If I needed a looper though, I would probably use the one in AL. But I'm sure it's possible to use the AFX looper, too. I would suggest though to start and stop this looper by explicit MIDI instructions rather than relying on MIDI clock.
 
The problem is not that "the MIDI Clock signal might be bad" or so. The problem is that the slaving device can't look into the future so when those small deviations in the master device happen the slave is already "behind" or "early" and starts to correct. But the poor sucker can't figure out when to stop catching up until it is passing the corresponding tempo and then it is immediately "wrong" again but at the other side of the correct tempo :) So what is constantly going on in a MIDI Clock sync setup is the slave devices desperately trying to catch up. The "sync issue" is part of the protocol, so to say.
 
Unbelievably, the AXE does NOT pass THRU MIDI clock, so it must be at the end of the chain or use a splitter.
 
what kind of splitter would i need to send the Axe Midi clock from my interface, and also send midi clock to some pedals at my pedalboard?

Seems it makes the most sense to use Ableton as a looper, or try to sync the Pigtronix Infinity...though I think the looper sounds better when it comes after the amp/cab on the axe rather than running into the front input....I could try an FXL block and put the pigtronix in there, though it would probably be easier to just use a software looper whether Axe or Ableton.
 
what kind of splitter would i need to send the Axe Midi clock from my interface, and also send midi clock to some pedals at my pedalboard?

Seems it makes the most sense to use Ableton as a looper, or try to sync the Pigtronix Infinity...though I think the looper sounds better when it comes after the amp/cab on the axe rather than running into the front input....I could try an FXL block and put the pigtronix in there, though it would probably be easier to just use a software looper whether Axe or Ableton.

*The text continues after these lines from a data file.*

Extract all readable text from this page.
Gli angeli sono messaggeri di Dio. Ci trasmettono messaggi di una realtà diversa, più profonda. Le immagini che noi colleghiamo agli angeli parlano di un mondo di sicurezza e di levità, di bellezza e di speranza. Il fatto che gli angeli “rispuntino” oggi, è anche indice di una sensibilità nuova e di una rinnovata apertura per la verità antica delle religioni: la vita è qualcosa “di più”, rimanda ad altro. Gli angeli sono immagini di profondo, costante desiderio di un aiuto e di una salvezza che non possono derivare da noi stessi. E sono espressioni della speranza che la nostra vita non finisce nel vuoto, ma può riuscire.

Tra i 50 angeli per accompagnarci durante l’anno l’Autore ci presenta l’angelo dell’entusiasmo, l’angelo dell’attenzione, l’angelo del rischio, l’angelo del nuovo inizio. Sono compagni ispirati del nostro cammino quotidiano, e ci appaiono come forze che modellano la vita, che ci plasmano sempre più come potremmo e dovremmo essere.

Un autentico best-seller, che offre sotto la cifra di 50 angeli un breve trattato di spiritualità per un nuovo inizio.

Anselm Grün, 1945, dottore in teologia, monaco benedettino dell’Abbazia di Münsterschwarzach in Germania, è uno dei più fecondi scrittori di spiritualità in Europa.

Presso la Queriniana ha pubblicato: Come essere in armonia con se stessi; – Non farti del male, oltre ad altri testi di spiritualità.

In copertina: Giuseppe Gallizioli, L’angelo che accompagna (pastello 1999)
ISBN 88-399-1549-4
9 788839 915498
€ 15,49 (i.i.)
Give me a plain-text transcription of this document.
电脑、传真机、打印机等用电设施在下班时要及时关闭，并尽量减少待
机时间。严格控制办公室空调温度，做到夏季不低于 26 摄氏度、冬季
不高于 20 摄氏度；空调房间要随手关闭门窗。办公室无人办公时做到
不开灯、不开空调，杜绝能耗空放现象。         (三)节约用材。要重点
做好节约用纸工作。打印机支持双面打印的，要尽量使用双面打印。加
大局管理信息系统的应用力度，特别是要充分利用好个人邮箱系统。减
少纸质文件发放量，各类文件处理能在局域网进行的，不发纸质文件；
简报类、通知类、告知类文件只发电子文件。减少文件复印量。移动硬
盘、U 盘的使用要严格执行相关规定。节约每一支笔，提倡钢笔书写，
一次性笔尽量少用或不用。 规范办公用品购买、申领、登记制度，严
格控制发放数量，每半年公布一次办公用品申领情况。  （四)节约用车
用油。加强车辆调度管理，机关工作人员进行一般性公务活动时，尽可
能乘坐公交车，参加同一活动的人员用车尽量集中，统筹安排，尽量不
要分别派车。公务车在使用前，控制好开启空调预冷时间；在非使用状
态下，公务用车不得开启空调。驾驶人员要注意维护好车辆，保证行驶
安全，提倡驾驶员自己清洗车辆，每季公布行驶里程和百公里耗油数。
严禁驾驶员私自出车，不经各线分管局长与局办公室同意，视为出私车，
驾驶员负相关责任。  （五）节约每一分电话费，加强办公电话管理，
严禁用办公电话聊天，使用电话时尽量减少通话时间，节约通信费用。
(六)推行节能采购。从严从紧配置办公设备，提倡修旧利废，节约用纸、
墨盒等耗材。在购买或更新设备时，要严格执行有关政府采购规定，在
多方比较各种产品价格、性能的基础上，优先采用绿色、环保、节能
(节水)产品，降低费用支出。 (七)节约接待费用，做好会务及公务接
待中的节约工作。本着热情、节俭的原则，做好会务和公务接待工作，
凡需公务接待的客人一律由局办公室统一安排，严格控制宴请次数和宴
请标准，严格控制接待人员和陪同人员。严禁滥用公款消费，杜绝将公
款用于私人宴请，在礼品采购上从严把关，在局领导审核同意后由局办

I've tried extensively to sync the axe to a DAW using midi clock and was never really happy with the results. I've had the most success with setting the tempos the same and using the looper unsynced. It sounds crazy, but it's worked for me. The quantize function has been a lifesaver for me. I used to run a boss rc50 (controlling click/loop) in the fxloop, but it sounds so much better without it. We now run the click/tracks from a roland spd-sx.

Things can get funky when trying to stop and restart loops or use reverse/halftime since those pedal functions aren't quantized. If anyone has a work around for those, I'd love to hear them.